Cilium is in full control over both ends of the connection for connections
inside the cluster. It can thus transmit state and security context information
between two container hosts by embedding the information in encapsulation
headers or even unused bits of the IPv6 packet header. This allows Cilium to
transmit the security context of where the packet originates, which allows
tracing back which container labels are assigned to the origin container.

.. note::

   As the packet headers contain security sensitive information, it is highly
   recommended to either encrypt all traffic or run Cilium in a trusted network
   environment.

Cilium keeps the networking concept as simple as possible. There are two
networking models to choose from.

- :ref:`arch_overlay`
- :ref:`arch_direct_routing`

Regardless of the option chosen, the container itself has no awareness of the
underlying network it runs on; it only contains a default route which points to
the IP address of the cluster node. Given the removal of the routing cache in
the Linux kernel, this reduces the amount of state to keep in the per
connection flow cache (TCP metrics), which allows to terminate millions of
connections in each container.

.. _arch_overlay:

Overlay Network Mode
====================

When no configuration is provided, Cilium automatically runs in this mode.

In this mode, all cluster nodes form a mesh of tunnels using the UDP based
encapsulation protocols `VXLAN` or `Geneve`. All container-to-container network
traffic is routed through these tunnels. This mode has several major
advantages:

- **Simplicity:** The network which connects the cluster nodes does not need to
  be made aware of the *cluster prefix*. Cluster nodes can spawn multiple
  routing or link-layer domains.

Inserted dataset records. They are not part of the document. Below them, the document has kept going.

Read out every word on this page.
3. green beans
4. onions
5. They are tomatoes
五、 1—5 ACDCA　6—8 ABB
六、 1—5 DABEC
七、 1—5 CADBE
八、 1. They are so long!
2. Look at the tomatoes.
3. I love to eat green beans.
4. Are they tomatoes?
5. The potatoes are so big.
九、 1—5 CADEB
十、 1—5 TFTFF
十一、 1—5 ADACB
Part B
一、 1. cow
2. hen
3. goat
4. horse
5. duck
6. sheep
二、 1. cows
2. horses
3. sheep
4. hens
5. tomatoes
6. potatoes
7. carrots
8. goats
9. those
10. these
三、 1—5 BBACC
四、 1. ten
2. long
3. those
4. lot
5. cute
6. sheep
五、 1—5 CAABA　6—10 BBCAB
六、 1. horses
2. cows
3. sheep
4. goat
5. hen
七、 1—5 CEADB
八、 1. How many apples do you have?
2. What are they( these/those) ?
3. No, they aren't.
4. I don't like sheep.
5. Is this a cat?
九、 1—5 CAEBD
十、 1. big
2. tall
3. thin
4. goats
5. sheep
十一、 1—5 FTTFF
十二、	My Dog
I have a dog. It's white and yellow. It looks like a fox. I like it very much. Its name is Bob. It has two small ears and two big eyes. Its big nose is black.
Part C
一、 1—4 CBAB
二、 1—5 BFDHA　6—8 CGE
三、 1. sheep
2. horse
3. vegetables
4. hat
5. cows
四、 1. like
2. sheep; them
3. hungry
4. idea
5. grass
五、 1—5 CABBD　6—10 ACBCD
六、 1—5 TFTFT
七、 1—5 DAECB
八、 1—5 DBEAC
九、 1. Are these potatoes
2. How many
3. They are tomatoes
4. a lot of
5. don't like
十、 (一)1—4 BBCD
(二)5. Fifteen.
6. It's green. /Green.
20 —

The topology of the underlying network is
  irrelevant as long as cluster nodes can reach each other using IP/UDP.

- **Auto-configuration:** When running together with an orchestration system
  such as Kubernetes, the list of all nodes in the cluster including their
  associated allocation prefix node is made available to each agent
  automatically. This means that if Kubernetes is being run with the
  ``--allocate-node-cidrs`` option, Cilium can form an overlay network
  automatically without any configuration by the user. New nodes joining the
  cluster will automatically be incorporated into the mesh.

- **Identity transfer:** Encapsulation protocols allow for the carrying of
  arbitrary metadata along with the network packet. Cilium makes use of this
  ability to transfer metadata such as the source security identity and
  load balancing state to perform direct-server-return.

.. _arch_direct_routing:

Direct / Native Routing Mode
============================

.. note:: This is an advanced networking mode which requires the underlying
          network to be made aware of container IPs. You can enable this mode
          by running Cilium with the option ``--tunnel disabled``.

In direct routing mode, Cilium will hand all packets which are not addressed
for another local endpoint to the routing subsystem of the Linux kernel. This
means that the packet will be routed as if a local process would have emitted
the packet. As a result, the network connecting the cluster nodes must be aware
that each of the node IP prefixes are reachable by using the node's primary IP
address as an L3 next hop address.

Cilium automatically enables IP forwarding in Linux when direct mode is
configured, but it is up to the container cluster administrator to ensure that
each routing element in the underlying network has a route that describes each
node IP as the IP next hop for the corresponding node prefix.

This is typically achieved using two methods:

- Operation of a routing protocol such as OSPF or BGP via routing daemon such
  as Zebra, bird, bgpd. The routing protocols will announce the *node allocation
  prefix* via the node's IP to all other nodes.

- Use of the cloud provider's routing functionality. Refer to the documentation
  of your cloud provider for additional details  (e.g,. `AWS VPC Route Tables`_
  or `GCE Routes`_). These APIs can be used to associate each node prefix with
  the appropriate next hop IP each time a container node is added to the
  cluster.  If you are running Kubernetes with the ``--cloud-provider`` in
  combination with the ``--allocate-node-cidrs`` option then this is configured
  automatically for IPv4 prefixes.

.. note:: Use of direct routing mode with advanced policy use cases such as
          L7 policies is currently beta. Please provide feedback and file a
          GitHub issue if you experience any problems.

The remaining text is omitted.